Customer Personality Analysis is a detailed analysis of a company’s ideal customers. It helps a business to better understand its customers and makes it easier for them to modify products according to the specific needs, behaviors and concerns of different types of customers.
Customer personality analysis helps a business to modify its product based on its target customers from different types of customer segments. For example, instead of spending money to market a new product to every customer in the company’s database, a company can analyze which customer segment is most likely to buy the product and then market the product only on that particular segment.
=======================================================
The first code cell is dedicated to setting up the environment. It checks for missing packages, installs any that are not already installed, and loads the necessary libraries. This ensures that all subsequent code can run without issues related to missing software.
# Install necessary packages if they are not already installed
if (!require("data.table")) install.packages("data.table")
Loading required package: data.table
Warning: package ‘data.table’ was built under R version 4.3.2Registered S3 method overwritten by 'data.table':
method from
print.data.table
data.table 1.14.8 using 10 threads (see ?getDTthreads). Latest news: r-datatable.com
if (!require("dplyr")) install.packages("dplyr")
Loading required package: dplyr
Warning: package ‘dplyr’ was built under R version 4.3.2
Attaching package: ‘dplyr’
The following objects are masked from ‘package:data.table’:
between, first, last
The following objects are masked from ‘package:stats’:
filter, lag
The following objects are masked from ‘package:base’:
intersect, setdiff, setequal, union
# Load the necessary libraries
library(data.table)
library(dplyr)
This cell loads the dataset from a CSV file using tabulation as a separator. It then displays the structure and the first few rows of the dataframe for a preliminary inspection of the data.
# Load the dataframe, separator here is the tabulation "\t"
df <- fread('marketing_campaign.csv', sep = '\t')
# View the first few rows of the dataframe
head(df)
# Display information about the dataframe
str(df)
Classes ‘data.table’ and 'data.frame': 2240 obs. of 29 variables:
$ ID : int 5524 2174 4141 6182 5324 7446 965 6177 4855 5899 ...

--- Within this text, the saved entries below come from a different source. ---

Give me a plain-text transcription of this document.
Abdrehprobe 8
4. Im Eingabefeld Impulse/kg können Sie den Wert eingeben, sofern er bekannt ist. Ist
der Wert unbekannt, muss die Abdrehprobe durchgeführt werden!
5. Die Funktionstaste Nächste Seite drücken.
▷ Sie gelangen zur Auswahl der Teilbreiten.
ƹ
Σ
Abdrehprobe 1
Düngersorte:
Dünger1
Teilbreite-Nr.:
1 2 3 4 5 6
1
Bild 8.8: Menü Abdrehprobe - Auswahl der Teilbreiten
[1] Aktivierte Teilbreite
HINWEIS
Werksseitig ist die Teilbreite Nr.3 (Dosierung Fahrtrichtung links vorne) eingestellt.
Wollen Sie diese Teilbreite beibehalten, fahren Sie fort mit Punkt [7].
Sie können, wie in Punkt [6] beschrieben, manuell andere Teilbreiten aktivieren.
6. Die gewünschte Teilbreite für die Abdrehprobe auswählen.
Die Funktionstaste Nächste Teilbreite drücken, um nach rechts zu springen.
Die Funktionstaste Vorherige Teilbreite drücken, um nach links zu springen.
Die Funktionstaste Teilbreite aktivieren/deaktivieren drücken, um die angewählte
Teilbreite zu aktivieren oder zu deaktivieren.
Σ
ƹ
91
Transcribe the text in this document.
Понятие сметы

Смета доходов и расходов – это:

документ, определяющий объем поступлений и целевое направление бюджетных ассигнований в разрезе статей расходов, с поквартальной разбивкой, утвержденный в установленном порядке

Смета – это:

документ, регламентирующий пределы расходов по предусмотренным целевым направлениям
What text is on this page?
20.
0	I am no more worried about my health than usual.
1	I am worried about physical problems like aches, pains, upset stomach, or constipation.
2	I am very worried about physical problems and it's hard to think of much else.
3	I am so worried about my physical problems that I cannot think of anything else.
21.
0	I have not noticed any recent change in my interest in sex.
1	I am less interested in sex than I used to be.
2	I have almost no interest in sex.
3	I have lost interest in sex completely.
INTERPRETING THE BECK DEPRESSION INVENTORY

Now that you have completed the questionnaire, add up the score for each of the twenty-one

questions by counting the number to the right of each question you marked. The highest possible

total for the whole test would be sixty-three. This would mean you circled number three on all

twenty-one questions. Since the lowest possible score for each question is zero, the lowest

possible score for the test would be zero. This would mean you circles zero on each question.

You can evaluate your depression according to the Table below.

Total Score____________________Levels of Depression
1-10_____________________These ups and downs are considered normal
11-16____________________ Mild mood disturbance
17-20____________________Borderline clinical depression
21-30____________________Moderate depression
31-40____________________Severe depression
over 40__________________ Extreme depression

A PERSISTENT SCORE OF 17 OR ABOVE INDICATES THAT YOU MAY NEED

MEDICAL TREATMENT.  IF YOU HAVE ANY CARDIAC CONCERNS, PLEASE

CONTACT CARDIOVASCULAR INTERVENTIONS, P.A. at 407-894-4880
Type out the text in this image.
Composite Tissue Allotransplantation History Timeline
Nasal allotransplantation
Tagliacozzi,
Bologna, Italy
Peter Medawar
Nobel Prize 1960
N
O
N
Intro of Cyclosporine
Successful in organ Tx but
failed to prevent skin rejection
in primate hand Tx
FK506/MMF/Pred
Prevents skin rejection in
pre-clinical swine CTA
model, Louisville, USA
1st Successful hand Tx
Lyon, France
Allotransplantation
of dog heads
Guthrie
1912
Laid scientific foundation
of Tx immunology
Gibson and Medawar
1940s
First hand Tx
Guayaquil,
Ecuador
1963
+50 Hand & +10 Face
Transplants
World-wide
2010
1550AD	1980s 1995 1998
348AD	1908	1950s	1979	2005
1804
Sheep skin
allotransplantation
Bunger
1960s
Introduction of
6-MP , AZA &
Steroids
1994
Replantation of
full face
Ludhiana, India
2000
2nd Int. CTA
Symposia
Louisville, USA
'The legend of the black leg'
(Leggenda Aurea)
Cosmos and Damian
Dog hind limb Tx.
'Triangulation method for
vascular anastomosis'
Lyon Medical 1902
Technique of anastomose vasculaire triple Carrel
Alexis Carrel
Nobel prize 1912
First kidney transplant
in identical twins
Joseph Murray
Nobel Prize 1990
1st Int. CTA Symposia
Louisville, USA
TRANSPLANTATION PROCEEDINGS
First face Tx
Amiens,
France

$ Year_Birth : int 1957 1954 1965 1984 1981 1967 1971 1985 1974 1950 ...
$ Education : chr "Graduation" "Graduation" "Graduation" "Graduation" ...
$ Marital_Status : chr "Single" "Single" "Together" "Together" ...
$ Income : int 58138 46344 71613 26646 58293 62513 55635 33454 30351 5648 ...
$ Kidhome : int 0 1 0 1 1 0 0 1 1 1 ...
$ Teenhome : int 0 1 0 0 0 1 1 0 0 1 ...
$ Dt_Customer : chr "04-09-2012" "08-03-2014" "21-08-2013" "10-02-2014" ...
$ Recency : int 58 38 26 26 94 16 34 32 19 68 ...
$ MntWines : int 635 11 426 11 173 520 235 76 14 28 ...
$ MntFruits : int 88 1 49 4 43 42 65 10 0 0 ...
$ MntMeatProducts : int 546 6 127 20 118 98 164 56 24 6 ...
$ MntFishProducts : int 172 2 111 10 46 0 50 3 3 1 ...
$ MntSweetProducts : int 88 1 21 3 27 42 49 1 3 1 ...
$ MntGoldProds : int 88 6 42 5 15 14 27 23 2 13 ...
$ NumDealsPurchases : int 3 2 1 2 5 2 4 2 1 1 ...
$ NumWebPurchases : int 8 1 8 2 5 6 7 4 3 1 ...
$ NumCatalogPurchases: int 10 1 2 0 3 4 3 0 0 0 ...
$ NumStorePurchases : int 4 2 10 4 6 10 7 4 2 0 ...
$ NumWebVisitsMonth : int 7 5 4 6 5 6 6 8 9 20 ...
$ AcceptedCmp3 : int 0 0 0 0 0 0 0 0 0 1 ...
$ AcceptedCmp4 : int 0 0 0 0 0 0 0 0 0 0 ...
$ AcceptedCmp5 : int 0 0 0 0 0 0 0 0 0 0 ...
$ AcceptedCmp1 : int 0 0 0 0 0 0 0 0 0 0 ...
$ AcceptedCmp2 : int 0 0 0 0 0 0 0 0 0 0 ...
$ Complain : int 0 0 0 0 0 0 0 0 0 0 ...
$ Z_CostContact : int 3 3 3 3 3 3 3 3 3 3 ...
$ Z_Revenue : int 11 11 11 11 11 11 11 11 11 11 ...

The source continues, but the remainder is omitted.